The "destination person" described in your post somewhat corresponds to the object relations concept of "The Destiny Drive" introduced by Christopher Bollas (1989). In the second chapter of his book "Forces of Destiny: Psychoanalysis and Human Idiom", Bollas discussed the differential experiences of "fate" and "destiny" within the dialectical context of an individual's true self and the objects one chooses to articulate their idiom. Perhaps a couple short quotes from Bollas might be more illustrative:
"The person who lives from this inner sense of destiny will have an intuitive knowledge of object choice based on the need to express the idiom of his true self, and will in turn have imaginary objects (futures) that are visions of potential use.

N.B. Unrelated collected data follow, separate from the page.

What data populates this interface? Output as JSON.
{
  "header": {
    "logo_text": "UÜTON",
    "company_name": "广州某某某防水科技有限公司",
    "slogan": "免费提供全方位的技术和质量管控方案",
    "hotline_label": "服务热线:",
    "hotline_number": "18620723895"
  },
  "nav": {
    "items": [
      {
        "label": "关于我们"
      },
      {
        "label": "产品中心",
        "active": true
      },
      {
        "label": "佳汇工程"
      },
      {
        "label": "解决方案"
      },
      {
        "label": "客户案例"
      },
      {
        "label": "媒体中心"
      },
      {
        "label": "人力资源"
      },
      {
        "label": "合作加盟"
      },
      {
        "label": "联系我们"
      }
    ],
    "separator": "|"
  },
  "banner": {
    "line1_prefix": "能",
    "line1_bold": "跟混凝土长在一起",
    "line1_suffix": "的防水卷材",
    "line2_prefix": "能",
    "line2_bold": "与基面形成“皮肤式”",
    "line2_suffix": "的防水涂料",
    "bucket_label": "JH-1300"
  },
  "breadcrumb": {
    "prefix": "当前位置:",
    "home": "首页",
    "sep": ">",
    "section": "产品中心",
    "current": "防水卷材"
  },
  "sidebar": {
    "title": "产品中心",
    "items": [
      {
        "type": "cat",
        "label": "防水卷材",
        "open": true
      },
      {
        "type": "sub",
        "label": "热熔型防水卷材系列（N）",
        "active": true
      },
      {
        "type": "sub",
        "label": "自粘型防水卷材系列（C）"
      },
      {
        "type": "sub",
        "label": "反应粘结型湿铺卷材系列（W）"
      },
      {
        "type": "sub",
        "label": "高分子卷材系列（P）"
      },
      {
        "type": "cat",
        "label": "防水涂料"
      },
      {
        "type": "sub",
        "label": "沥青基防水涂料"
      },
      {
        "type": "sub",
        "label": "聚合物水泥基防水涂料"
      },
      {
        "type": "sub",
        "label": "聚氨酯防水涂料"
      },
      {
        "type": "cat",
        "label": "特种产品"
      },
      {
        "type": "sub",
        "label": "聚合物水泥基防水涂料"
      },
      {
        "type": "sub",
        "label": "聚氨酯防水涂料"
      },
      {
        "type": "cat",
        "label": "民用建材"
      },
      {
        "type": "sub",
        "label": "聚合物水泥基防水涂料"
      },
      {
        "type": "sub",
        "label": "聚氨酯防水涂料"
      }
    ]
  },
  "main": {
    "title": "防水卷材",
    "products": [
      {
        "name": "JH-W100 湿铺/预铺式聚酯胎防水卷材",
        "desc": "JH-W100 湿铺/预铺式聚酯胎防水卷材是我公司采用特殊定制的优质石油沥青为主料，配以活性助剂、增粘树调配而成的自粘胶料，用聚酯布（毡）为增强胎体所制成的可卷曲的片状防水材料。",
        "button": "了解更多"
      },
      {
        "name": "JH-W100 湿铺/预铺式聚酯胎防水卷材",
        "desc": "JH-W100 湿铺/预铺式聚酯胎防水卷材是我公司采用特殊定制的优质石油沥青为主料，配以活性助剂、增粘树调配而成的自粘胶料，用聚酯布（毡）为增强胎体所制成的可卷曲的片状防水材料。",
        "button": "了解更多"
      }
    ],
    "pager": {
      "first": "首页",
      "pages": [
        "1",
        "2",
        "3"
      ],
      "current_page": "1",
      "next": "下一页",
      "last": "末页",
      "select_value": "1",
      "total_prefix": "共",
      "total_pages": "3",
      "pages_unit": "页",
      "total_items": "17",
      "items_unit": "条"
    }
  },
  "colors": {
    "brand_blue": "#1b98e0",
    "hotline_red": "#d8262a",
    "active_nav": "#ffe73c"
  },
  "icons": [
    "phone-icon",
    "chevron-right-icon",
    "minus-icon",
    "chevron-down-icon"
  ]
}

Such objects, yet to be met, nonetheless collect interest, as the subject will explore objects related to this future object, and perhaps acquire a 'skill' that is meanwhile quite useful and eventually of further use in the time to come."
"In health the true self continuously establishes its idiom and the fashioning of a life is the work of a destiny drive, as our urge to elaborate our idiom partly results in our creation of personal effects" (personal effects = those objects with existential signatures".
I would strongly recommend reading the second chapter of his book in order to enjoy a much fuller treatment of this concept, and I believe that after doing so you will undoubtedly appreciate the theoretical utility and the clinical implications of the "destiny drive".